文春オンライン

連載ことばのおもちゃ缶

アナグラム(2)元ネタのイメージを重ねつつ、どれだけイメージを裏切れるか

2015/04/26

genre : エンタメ, 読書

前回「桐島、部活やめるってよ」で多彩なアナグラムを披露した著者。ことばあそびの世界は広がり続ける。

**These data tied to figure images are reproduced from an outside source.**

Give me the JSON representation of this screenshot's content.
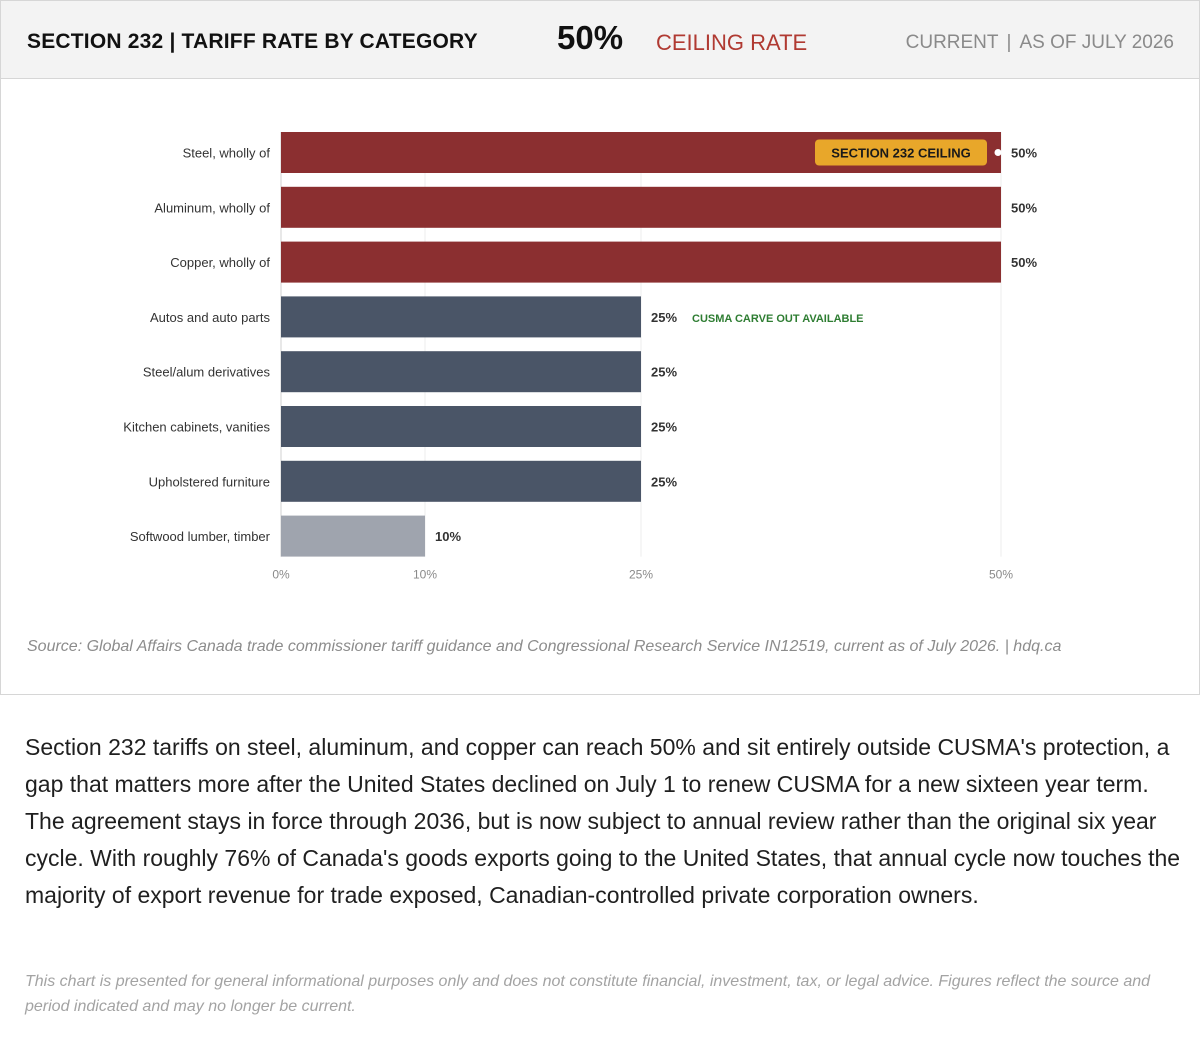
{
  "header": {
    "title": "SECTION 232 | TARIFF RATE BY CATEGORY",
    "headline_value": "50%",
    "headline_label": "CEILING RATE",
    "status": "CURRENT",
    "as_of": "AS OF JULY 2026"
  },
  "chart_data": {
    "type": "bar",
    "orientation": "horizontal",
    "categories": [
      "Steel, wholly of",
      "Aluminum, wholly of",
      "Copper, wholly of",
      "Autos and auto parts",
      "Steel/alum derivatives",
      "Kitchen cabinets, vanities",
      "Upholstered furniture",
      "Softwood lumber, timber"
    ],
    "values": [
      50,
      50,
      50,
      25,
      25,
      25,
      25,
      10
    ],
    "value_labels": [
      "50%",
      "50%",
      "50%",
      "25%",
      "25%",
      "25%",
      "25%",
      "10%"
    ],
    "bar_colors": [
      "#8b2f30",
      "#8b2f30",
      "#8b2f30",
      "#4a5567",
      "#4a5567",
      "#4a5567",
      "#4a5567",
      "#9fa4ae"
    ],
    "x_ticks": [
      0,
      10,
      25,
      50
    ],
    "x_tick_labels": [
      "0%",
      "10%",
      "25%",
      "50%"
    ],
    "xlim": [
      0,
      50
    ],
    "grid": "vertical",
    "annotations": [
      {
        "category_index": 0,
        "text": "SECTION 232 CEILING",
        "style": "badge",
        "color": "#e8a72a"
      },
      {
        "category_index": 3,
        "text": "CUSMA CARVE OUT AVAILABLE",
        "style": "note",
        "color": "#2e7d32"
      }
    ]
  },
  "source": "Source: Global Affairs Canada trade commissioner tariff guidance and Congressional Research Service IN12519, current as of July 2026.  |  hdq.ca",
  "body_text": "Section 232 tariffs on steel, aluminum, and copper can reach 50% and sit entirely outside CUSMA's protection, a gap that matters more after the United States declined on July 1 to renew CUSMA for a new sixteen year term. The agreement stays in force through 2036, but is now subject to annual review rather than the original six year cycle. With roughly 76% of Canada's goods exports going to the United States, that annual cycle now touches the majority of export revenue for trade exposed, Canadian-controlled private corporation owners.",
  "disclaimer": "This chart is presented for general informational purposes only and does not constitute financial, investment, tax, or legal advice. Figures reflect the source and period indicated and may no longer be current."
}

 これくらい多様なアナグラムを作り出せる素材があるのであれば、二人の人間が同時に作っても一致することはあまりないのではないか。そんな発想から発案した対戦式ゲームが、「アナグラムバトル」である。二人が同じお題をもとにアナグラムを作り、どちらがより面白いかギャラリーに判定してもらう。お題はだいたいある共通のテーマを設定していて、「スタジオジブリの映画のタイトル」「村上春樹の本のタイトル」「アイドルの曲のタイトル」などをやったことがある。「○○のタイトル」というパターンが目立つのは、長さがちょうどいいものが多いからだ。あまりに短すぎる素材はアナグラムにするのがきわめて難しくなる。「アイドルの曲」テーマのとき、「少女A」(中森明菜)というお題を出されてかなり苦労した。短すぎると抜き出せる単語が少なすぎて、日本語として成立させづらい。

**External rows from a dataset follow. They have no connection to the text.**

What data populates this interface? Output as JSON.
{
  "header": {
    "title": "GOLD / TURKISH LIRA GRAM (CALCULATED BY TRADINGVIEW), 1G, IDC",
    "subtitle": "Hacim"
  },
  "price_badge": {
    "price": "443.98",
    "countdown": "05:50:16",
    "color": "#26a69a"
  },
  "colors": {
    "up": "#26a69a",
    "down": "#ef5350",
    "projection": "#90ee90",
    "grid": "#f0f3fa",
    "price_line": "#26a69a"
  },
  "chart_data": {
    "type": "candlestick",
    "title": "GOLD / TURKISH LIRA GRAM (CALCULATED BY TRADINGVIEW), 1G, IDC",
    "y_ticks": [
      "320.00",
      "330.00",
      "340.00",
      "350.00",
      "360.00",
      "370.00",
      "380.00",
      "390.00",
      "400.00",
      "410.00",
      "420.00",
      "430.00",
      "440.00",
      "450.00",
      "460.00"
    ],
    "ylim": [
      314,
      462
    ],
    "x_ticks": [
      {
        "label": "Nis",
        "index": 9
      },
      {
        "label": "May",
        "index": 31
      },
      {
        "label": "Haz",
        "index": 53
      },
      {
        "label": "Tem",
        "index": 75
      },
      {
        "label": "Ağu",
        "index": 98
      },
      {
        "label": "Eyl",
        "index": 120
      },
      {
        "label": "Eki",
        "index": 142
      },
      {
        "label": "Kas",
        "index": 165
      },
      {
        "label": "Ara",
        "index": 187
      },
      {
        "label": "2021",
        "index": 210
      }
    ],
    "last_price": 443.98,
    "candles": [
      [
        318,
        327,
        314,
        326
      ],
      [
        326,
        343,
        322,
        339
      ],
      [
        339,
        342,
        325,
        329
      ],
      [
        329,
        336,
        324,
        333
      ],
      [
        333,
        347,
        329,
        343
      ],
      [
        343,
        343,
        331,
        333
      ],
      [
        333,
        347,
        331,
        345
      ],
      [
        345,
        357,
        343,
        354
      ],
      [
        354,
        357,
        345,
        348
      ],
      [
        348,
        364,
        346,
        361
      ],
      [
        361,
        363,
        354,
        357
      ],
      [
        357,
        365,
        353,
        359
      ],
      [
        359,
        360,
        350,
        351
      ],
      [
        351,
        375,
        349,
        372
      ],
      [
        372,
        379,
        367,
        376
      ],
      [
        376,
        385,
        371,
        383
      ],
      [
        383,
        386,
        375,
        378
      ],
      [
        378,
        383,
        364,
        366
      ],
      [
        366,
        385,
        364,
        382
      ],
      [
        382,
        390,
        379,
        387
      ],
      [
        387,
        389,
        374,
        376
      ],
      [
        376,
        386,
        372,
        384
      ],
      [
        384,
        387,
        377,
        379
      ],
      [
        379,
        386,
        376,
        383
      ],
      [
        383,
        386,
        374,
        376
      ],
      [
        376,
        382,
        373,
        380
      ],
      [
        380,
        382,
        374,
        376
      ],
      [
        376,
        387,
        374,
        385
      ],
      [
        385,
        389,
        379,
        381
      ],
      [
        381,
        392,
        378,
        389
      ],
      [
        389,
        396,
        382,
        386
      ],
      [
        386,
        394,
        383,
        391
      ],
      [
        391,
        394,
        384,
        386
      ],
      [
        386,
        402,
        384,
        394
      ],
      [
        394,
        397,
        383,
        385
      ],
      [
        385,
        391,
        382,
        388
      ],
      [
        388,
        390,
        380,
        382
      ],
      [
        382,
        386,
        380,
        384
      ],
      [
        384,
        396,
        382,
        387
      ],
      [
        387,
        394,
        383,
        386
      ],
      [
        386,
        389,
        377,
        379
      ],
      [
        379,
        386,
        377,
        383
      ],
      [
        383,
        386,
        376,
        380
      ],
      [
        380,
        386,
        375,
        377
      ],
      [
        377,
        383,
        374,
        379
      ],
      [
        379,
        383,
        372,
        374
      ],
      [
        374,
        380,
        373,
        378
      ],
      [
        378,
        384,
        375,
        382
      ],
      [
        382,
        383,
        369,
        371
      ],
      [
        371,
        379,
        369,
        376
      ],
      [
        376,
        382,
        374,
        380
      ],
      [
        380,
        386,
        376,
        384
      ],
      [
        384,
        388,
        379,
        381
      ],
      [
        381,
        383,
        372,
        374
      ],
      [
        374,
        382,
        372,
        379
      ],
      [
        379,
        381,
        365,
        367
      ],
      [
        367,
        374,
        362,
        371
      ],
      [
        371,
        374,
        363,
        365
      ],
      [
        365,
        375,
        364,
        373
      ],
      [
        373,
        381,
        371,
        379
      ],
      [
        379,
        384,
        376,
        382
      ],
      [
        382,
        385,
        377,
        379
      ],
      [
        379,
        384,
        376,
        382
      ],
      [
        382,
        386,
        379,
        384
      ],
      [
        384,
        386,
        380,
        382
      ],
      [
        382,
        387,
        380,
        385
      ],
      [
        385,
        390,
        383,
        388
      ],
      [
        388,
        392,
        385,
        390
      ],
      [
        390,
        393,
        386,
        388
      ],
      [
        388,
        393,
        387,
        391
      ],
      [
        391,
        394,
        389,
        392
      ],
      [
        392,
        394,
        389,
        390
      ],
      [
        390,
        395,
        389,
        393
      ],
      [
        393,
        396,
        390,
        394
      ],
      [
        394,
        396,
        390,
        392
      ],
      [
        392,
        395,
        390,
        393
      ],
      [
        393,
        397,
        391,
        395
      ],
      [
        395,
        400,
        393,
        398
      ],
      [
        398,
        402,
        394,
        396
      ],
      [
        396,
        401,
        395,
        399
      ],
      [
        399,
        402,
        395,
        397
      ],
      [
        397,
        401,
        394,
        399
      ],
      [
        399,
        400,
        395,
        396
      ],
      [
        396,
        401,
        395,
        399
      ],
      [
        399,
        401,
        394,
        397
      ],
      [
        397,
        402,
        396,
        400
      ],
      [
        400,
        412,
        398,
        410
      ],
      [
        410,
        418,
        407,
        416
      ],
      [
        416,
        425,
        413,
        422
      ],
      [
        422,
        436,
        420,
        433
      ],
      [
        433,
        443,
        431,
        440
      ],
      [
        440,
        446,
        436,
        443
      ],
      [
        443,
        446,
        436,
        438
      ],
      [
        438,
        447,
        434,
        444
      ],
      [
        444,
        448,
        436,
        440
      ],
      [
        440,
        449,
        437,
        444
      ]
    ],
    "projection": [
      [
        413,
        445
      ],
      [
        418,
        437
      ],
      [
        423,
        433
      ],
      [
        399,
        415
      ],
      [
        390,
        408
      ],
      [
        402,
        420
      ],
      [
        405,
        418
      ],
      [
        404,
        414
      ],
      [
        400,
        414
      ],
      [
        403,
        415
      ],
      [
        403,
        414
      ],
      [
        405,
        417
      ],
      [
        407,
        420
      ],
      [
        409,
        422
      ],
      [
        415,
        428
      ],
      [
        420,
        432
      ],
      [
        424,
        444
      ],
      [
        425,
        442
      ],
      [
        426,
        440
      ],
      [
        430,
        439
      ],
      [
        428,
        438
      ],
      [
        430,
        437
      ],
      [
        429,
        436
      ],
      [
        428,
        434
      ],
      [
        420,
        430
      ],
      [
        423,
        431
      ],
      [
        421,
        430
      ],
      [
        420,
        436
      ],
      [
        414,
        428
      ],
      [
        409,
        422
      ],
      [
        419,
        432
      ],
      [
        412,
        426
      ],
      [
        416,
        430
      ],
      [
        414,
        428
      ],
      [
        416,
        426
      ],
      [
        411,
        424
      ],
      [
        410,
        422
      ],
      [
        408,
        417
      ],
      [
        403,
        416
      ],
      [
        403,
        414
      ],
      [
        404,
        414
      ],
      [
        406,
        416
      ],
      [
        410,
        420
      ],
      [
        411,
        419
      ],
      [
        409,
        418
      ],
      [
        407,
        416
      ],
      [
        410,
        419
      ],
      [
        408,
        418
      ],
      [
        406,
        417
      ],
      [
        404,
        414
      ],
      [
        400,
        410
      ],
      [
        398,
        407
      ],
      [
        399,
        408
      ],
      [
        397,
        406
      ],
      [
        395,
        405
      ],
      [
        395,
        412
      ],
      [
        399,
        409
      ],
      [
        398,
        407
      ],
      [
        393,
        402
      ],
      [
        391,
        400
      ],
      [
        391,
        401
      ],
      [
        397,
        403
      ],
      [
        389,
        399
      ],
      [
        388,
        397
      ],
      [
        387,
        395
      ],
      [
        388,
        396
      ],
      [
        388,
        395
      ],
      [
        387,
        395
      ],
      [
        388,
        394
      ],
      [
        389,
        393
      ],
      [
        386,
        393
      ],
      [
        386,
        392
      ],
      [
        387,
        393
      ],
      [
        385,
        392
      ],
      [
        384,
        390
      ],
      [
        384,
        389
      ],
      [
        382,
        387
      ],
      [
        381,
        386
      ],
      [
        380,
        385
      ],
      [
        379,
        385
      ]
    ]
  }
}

 それでは逆にものすごく長いお題だとどうなのか。長いお題は、その中からたくさん単語を掘り起こせるのでやりがいがあるのだが、完成させるのに時間がかかる。そして完成させたとしても、どうもいまひとつぴんとこないものになりがちだ。とりあえず一例として、村上春樹の「色彩を持たない多崎つくると、彼の巡礼の年」をアナグラムにしてみる。改めて見ても長いタイトルだ。

色彩を持たない多崎つくると、彼の巡礼の年
→しきさいをもたないたざきつくると、かれのじゅんれいのとし
→華麗なる地元の逸材を、思春期のとき託された

 えー、これが出来上がるまでの所要時間はだいたい20分ほどでした。疲れた。完成品を見せるとそれなりのインパクトは与えられるのだが、元ネタが想像しづらくなってしまいもはや「説明されないとわからない」という域に達してしまう。時間をかけて作ったものをテキストで見せる分にはいいけれど、ライブ感覚を売りとする「アナグラムバトル」では少し不向きだった。だいたい7~20字程度が、元ネタの香りを残しつつアナグラムに出来てちょうどいい。そんなわけで自作のアナグラムを少し並べてみる。

ADVERTISEMENT

はぐれ刑事純情派→受験は常時ハイレグ
アナと雪の女王→同じ京都の鮎
あの鐘を鳴らすのはあなた→田中の姉の花を荒らす

「元ネタのイメージを重ねつつ、どれだけイメージを裏切れるか」が良いアナグラムを作るための重要なコツだ。あとこれくらいのサイズだと、意味は大幅に変わっても言葉のリズムそのものは似通ったものが生まれるというのもポイントかもしれない。私はアナグラムの素材として本や映画、音楽などといった作品のタイトルを使うのが好きなのだが、元ネタがリズムや響きの良さを重視しながら十分に技巧を尽くして考え出されているものだからだと思う。覚えやすく口にしやすい良いタイトルほど面白いアナグラムも作りやすいというのは、実感として確かにある。「桐島、部活やめるってよ」も良いタイトルだし。